4. What treatment methods are most effective?

To treat uncomplicated forms of the disease, local antifungal medications in the form of vaginal suppositories or creams containing clotrimazole, miconazole, or nystatin should be used. Systemic therapy may include a single dose of fluconazole at 150 mg. Recurrent and complicated forms require a longer treatment course and maintenance therapy.

5. What are the risks of thrush during pregnancy?
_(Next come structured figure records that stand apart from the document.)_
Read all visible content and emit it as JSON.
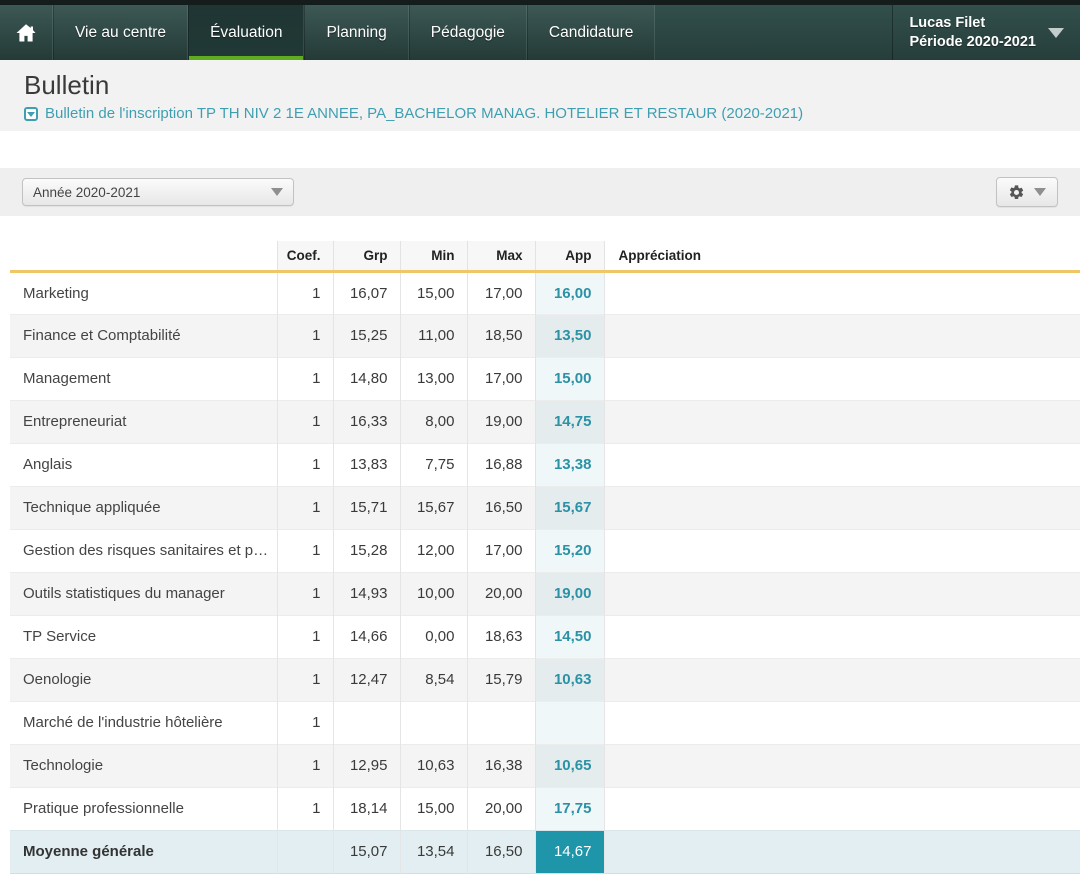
{
  "nav": {
    "tabs": [
      {
        "label": "Vie au centre",
        "active": false
      },
      {
        "label": "Évaluation",
        "active": true
      },
      {
        "label": "Planning",
        "active": false
      },
      {
        "label": "Pédagogie",
        "active": false
      },
      {
        "label": "Candidature",
        "active": false
      }
    ],
    "user": {
      "name": "Lucas Filet",
      "period": "Période 2020-2021"
    }
  },
  "page": {
    "title": "Bulletin",
    "bulletin_link": "Bulletin de l'inscription TP TH NIV 2 1E ANNEE, PA_BACHELOR MANAG. HOTELIER ET RESTAUR (2020-2021)"
  },
  "toolbar": {
    "year_select_value": "Année 2020-2021",
    "settings_icon": "gear-icon"
  },
  "table": {
    "columns": [
      "Coef.",
      "Grp",
      "Min",
      "Max",
      "App",
      "Appréciation"
    ],
    "rows": [
      {
        "subject": "Marketing",
        "coef": "1",
        "grp": "16,07",
        "min": "15,00",
        "max": "17,00",
        "app": "16,00",
        "appreciation": ""
      },
      {
        "subject": "Finance et Comptabilité",
        "coef": "1",
        "grp": "15,25",
        "min": "11,00",
        "max": "18,50",
        "app": "13,50",
        "appreciation": ""
      },
      {
        "subject": "Management",
        "coef": "1",
        "grp": "14,80",
        "min": "13,00",
        "max": "17,00",
        "app": "15,00",
        "appreciation": ""
      },
      {
        "subject": "Entrepreneuriat",
        "coef": "1",
        "grp": "16,33",
        "min": "8,00",
        "max": "19,00",
        "app": "14,75",
        "appreciation": ""
      },
      {
        "subject": "Anglais",
        "coef": "1",
        "grp": "13,83",
        "min": "7,75",
        "max": "16,88",
        "app": "13,38",
        "appreciation": ""
      },
      {
        "subject": "Technique appliquée",
        "coef": "1",
        "grp": "15,71",
        "min": "15,67",
        "max": "16,50",
        "app": "15,67",
        "appreciation": ""
      },
      {
        "subject": "Gestion des risques sanitaires et p…",
        "coef": "1",
        "grp": "15,28",
        "min": "12,00",
        "max": "17,00",
        "app": "15,20",
        "appreciation": ""
      },
      {
        "subject": "Outils statistiques du manager",
        "coef": "1",
        "grp": "14,93",
        "min": "10,00",
        "max": "20,00",
        "app": "19,00",
        "appreciation": ""
      },
      {
        "subject": "TP Service",
        "coef": "1",
        "grp": "14,66",
        "min": "0,00",
        "max": "18,63",
        "app": "14,50",
        "appreciation": ""
      },
      {
        "subject": "Oenologie",
        "coef": "1",
        "grp": "12,47",
        "min": "8,54",
        "max": "15,79",
        "app": "10,63",
        "appreciation": ""
      },
      {
        "subject": "Marché de l'industrie hôtelière",
        "coef": "1",
        "grp": "",
        "min": "",
        "max": "",
        "app": "",
        "appreciation": ""
      },
      {
        "subject": "Technologie",
        "coef": "1",
        "grp": "12,95",
        "min": "10,63",
        "max": "16,38",
        "app": "10,65",
        "appreciation": ""
      },
      {
        "subject": "Pratique professionnelle",
        "coef": "1",
        "grp": "18,14",
        "min": "15,00",
        "max": "20,00",
        "app": "17,75",
        "appreciation": ""
      }
    ],
    "footer": {
      "subject": "Moyenne générale",
      "coef": "",
      "grp": "15,07",
      "min": "13,54",
      "max": "16,50",
      "app": "14,67",
      "appreciation": ""
    }
  },
  "colors": {
    "nav_background": "#2d4845",
    "active_tab_underline": "#5fad1f",
    "link_teal": "#3f9fb1",
    "grade_teal": "#2b91a5",
    "average_cell_background": "#1e95a9",
    "header_underline_yellow": "#f0c767"
  }
}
Candidiasis during pregnancy requires mandatory treatment, as it can lead to infection of the fetus during delivery. Pregnant women are prescribed exclusively topical forms of antifungal drugs, as systemic agents might negatively affect fetal development.

6. Is thrush a sexually transmitted disease?

Although candidal vaginitis is not classified as a typical sexually transmitted disease (STD), this fungal infection can potentially be transmitted through sexual contact. Treatment of the sexual partner is required only if they exhibit clinical symptoms of the disease.